A "pegação", mais que nunca, estava no mundo virtual. "Os encontros são marcados via aplicativos. Hoje, eles trocam mensagens e deixam o amor e o sexo para depois. Sabe-se lá para quando e onde", diz a atriz e bailarina Márcia Araújo Dailyn, musa do bloco carnavalesco Acadêmicos do Baixo Augusta.

É certo que os blocos, cada vez mais plurais, ocorrem na matinê, agregam famílias, com crianças e "pets", e as pessoas querem, sobretudo, brincar.

Para o psicanalista Jorge Forbes, com a horizontalização dos laços sociais, num ambiente de alta exposição, ninguém mais recorre ao Carnaval para exteriorizar os desejos, como acontecia nos Carnavais de antigamente.

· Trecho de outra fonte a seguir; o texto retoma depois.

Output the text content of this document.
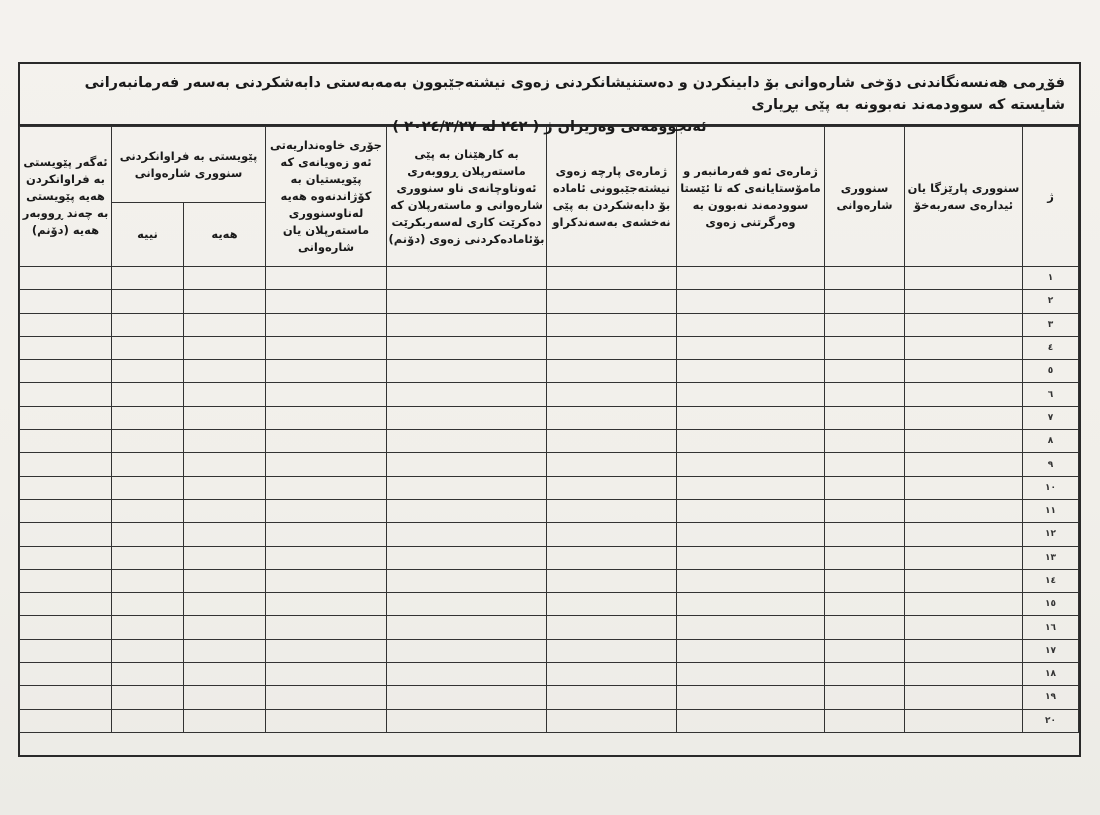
فۆڕمی هەنسەنگاندنی دۆخی شارەوانی بۆ دابینکردن و دەستنیشانکردنی زەوی نیشتەجێبوون بەمەبەستی دابەشکردنی بەسەر فەرمانبەرانی شایستە کە سوودمەند نەبوونە بە پێی بڕیاری
ئەنجوومەنی وەزیران ژ ( ٢٤٢ لە ٢٠٢٤/٣/٢٧ )
ژ	سنووری پارێزگا یان ئیدارەی سەربەخۆ	سنووری شارەوانی	ژمارەی ئەو فەرمانبەر و مامۆستایانەی کە تا ئێستا سوودمەند نەبوون بە وەرگرتنی زەوی	ژمارەی پارچە زەوی نیشتەجێبوونی ئامادە بۆ دابەشکردن بە پێی نەخشەی بەسەندکراو	بە کارهێنان بە پێی ماستەرپلان ڕووبەری ئەوناوچانەی ناو سنووری شارەوانی و ماستەرپلان کە دەکرێت کاری لەسەربکرێت بۆئامادەکردنی زەوی (دۆنم)	جۆری خاوەنداریەتی ئەو زەویانەی کە پێویستیان بە کۆژاندنەوە هەیە لەناوسنووری ماستەرپلان یان شارەوانی	پێویستی بە فراوانکردنی سنووری شارەوانی		ئەگەر پێویستی بە فراوانکردن هەیە پێویستی بە چەند ڕووبەر هەیە (دۆنم)
							هەیە	نییە	
١									
٢									
٣									
٤									
٥									
٦									
٧									
٨									
٩									
١٠									
١١									
١٢									
١٣									
١٤									
١٥									
١٦									
١٧									
١٨									
١٩									
٢٠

"O Carnaval deixou de ser o vale-tudo de outrora. Não precisa transar com quem está lá. Por outro lado, temos o politicamente correto, que responde à moral das necessidades, mas não responde à ética do desejo. O desejo não é nada politicamente correto."

O selinho, segue o psicanalista, é uma espécie de prazer preliminar. Nele, a fantasia é privilegiada. "É um beijo intermediário, quase um purgatório. Você não sabe se vai para o céu ou para o inferno."